Russell Moore preaching at the Southern Baptist Theological Seminary on Oct. 9, 2011. Photo courtesy of Wikimedia Commons

It’s hard not to admire Russell Moore. The head of the Southern Baptist Convention’s Ethics and Religious Liberty Commission (ERLC) has been the most stalwart Trump recusant of any American evangelical leader.

Call him the anti-Jerry Falwell Jr.

Falwell, who is leading Trump’s amen choir, has gone so far as to suggest that Moore is a “closet liberal.” While he doesn’t deserve that indignity, Moore has had the guts to stand up for traditional Baptist principles against the prejudices of many of his co-religionists.


Like on religious liberty.

Five years ago, Richard Land, Moore’s predecessor at the ERLC, cut a profile in pusillanimity by resigning from the Interfaith Coalition on Mosques, an organization he helped found the previous year to support the right of Muslims to build their houses of worship.

“While many Southern Baptists share my deep commitment to religious freedom and the right of Muslims to have places of worship,” Land wrote in his resignation letter, “they also feel that a Southern Baptist denominational leader filing suit to allow individual mosques to be built is ‘a bridge too far.'”
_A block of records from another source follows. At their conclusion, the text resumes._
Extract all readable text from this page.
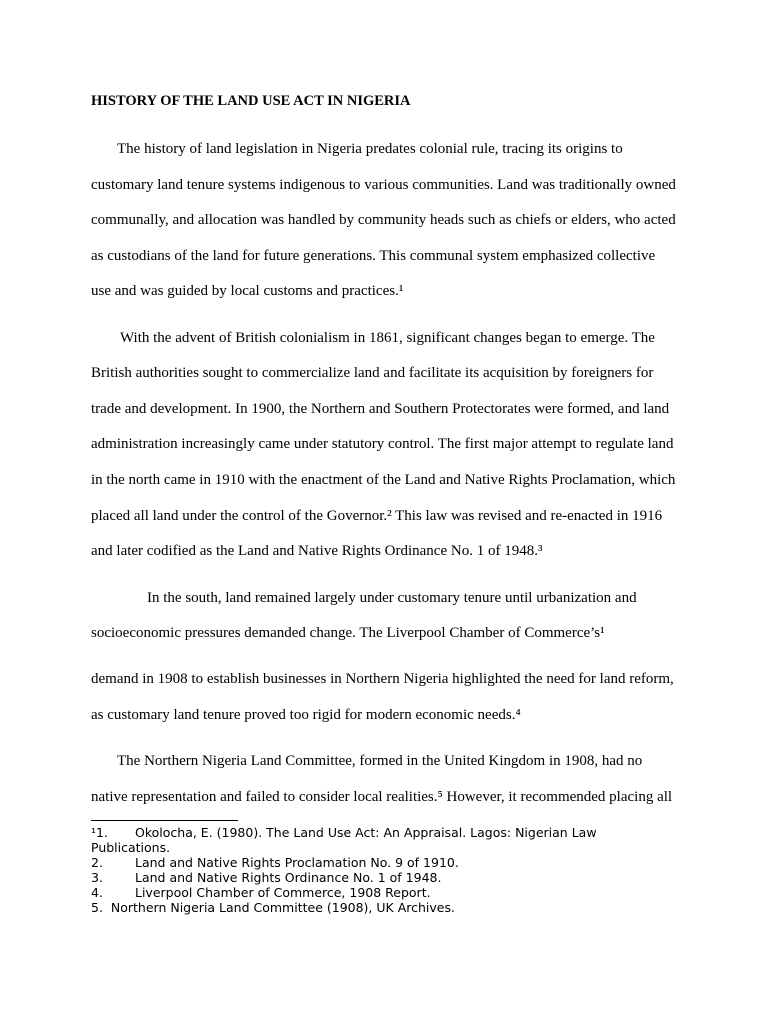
HISTORY OF THE LAND USE ACT IN NIGERIA
The history of land legislation in Nigeria predates colonial rule, tracing its origins to
customary land tenure systems indigenous to various communities. Land was traditionally owned
communally, and allocation was handled by community heads such as chiefs or elders, who acted
as custodians of the land for future generations. This communal system emphasized collective
use and was guided by local customs and practices.¹
With the advent of British colonialism in 1861, significant changes began to emerge. The
British authorities sought to commercialize land and facilitate its acquisition by foreigners for
trade and development. In 1900, the Northern and Southern Protectorates were formed, and land
administration increasingly came under statutory control. The first major attempt to regulate land
in the north came in 1910 with the enactment of the Land and Native Rights Proclamation, which
placed all land under the control of the Governor.² This law was revised and re-enacted in 1916
and later codified as the Land and Native Rights Ordinance No. 1 of 1948.³
In the south, land remained largely under customary tenure until urbanization and
socioeconomic pressures demanded change. The Liverpool Chamber of Commerce’s¹
demand in 1908 to establish businesses in Northern Nigeria highlighted the need for land reform,
as customary land tenure proved too rigid for modern economic needs.⁴
The Northern Nigeria Land Committee, formed in the United Kingdom in 1908, had no
native representation and failed to consider local realities.⁵ However, it recommended placing all
¹1. Okolocha, E. (1980). The Land Use Act: An Appraisal. Lagos: Nigerian Law
Publications.
2.	Land and Native Rights Proclamation No. 9 of 1910.
3.	Land and Native Rights Ordinance No. 1 of 1948.
4.	Liverpool Chamber of Commerce, 1908 Report.
5. Northern Nigeria Land Committee (1908), UK Archives.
By contrast, Moore’s ERLC signed on to a legal brief supporting a New Jersey group’s right to build a mosque — a move he staunchly defended in the face of opposition at the Southern Baptist Convention in June.

Did I mention that Richard Land is supporting Donald Trump?

Given the big love Trump is currently getting from white evangelicals, Moore must be glad that his mentor Al Mohler has his back. Mohler, who presided over the conservative takeover of Southern Baptist Theological Seminary in Louisville, appeared with Moore on a panel in late July at which both said why they wouldn’t be voting for Trump in November.

For Mohler, the problem was Trump’s bad moral character, which he said “eclipses Bill Clinton.” Moore, more impassioned, cited Trump’s campaign rhetoric:

When you have someone who is standing up race baiting, racist speech, using immigrants and others in our communities in the most horrific ways and we say ‘that doesn’t matter’ and we are part of the global body of Christ simply for the sake of American politics, and we expect that we are going to be able to reach the nations for Christ? I don’t think so, and so I think we need to let our yes be yes and our no be no and our never be never.

Each insisted that the abortion issue could not be allowed to, well, trump all other considerations.

Which brings us to last week’s annual conference of the ERLC, at which Moore lamented the extent to which politics has become key to evangelical identity in America.

“Part of what we have to do is to dethrone politics as a religion and as a source of identity while at the same time remaining engaged in our responsibilities as citizens, in communities and neighbors, which includes the political process,” he said.


But problem for (white) evangelicals is not politics as a religion so much as Republicanism as a religion — the legacy of nearly four decades of concerted activism by the organized religious right. What has emerged this year is the extent to which issues like abortion and gay rights have been a pretext for supporting the GOP.

Jerry Falwell Jr., scion of the founder of the religious right, rationalized the situation as follows:

Because the country is in such dire straights, many pastors tell me, “What difference does it make what happens with social issues if we lose our country”…And so, evangelicals and Christians, they’re voting as Americans this time. And maybe in the future when things aren’t so chaotic, maybe they will vote more on the social issues again.

In other words, whether you’re Moore or Falwell, the social issues are irrelevant when it comes to Donald Trump. Somewhere, Jerry Falwell Sr. is rolling his eyes.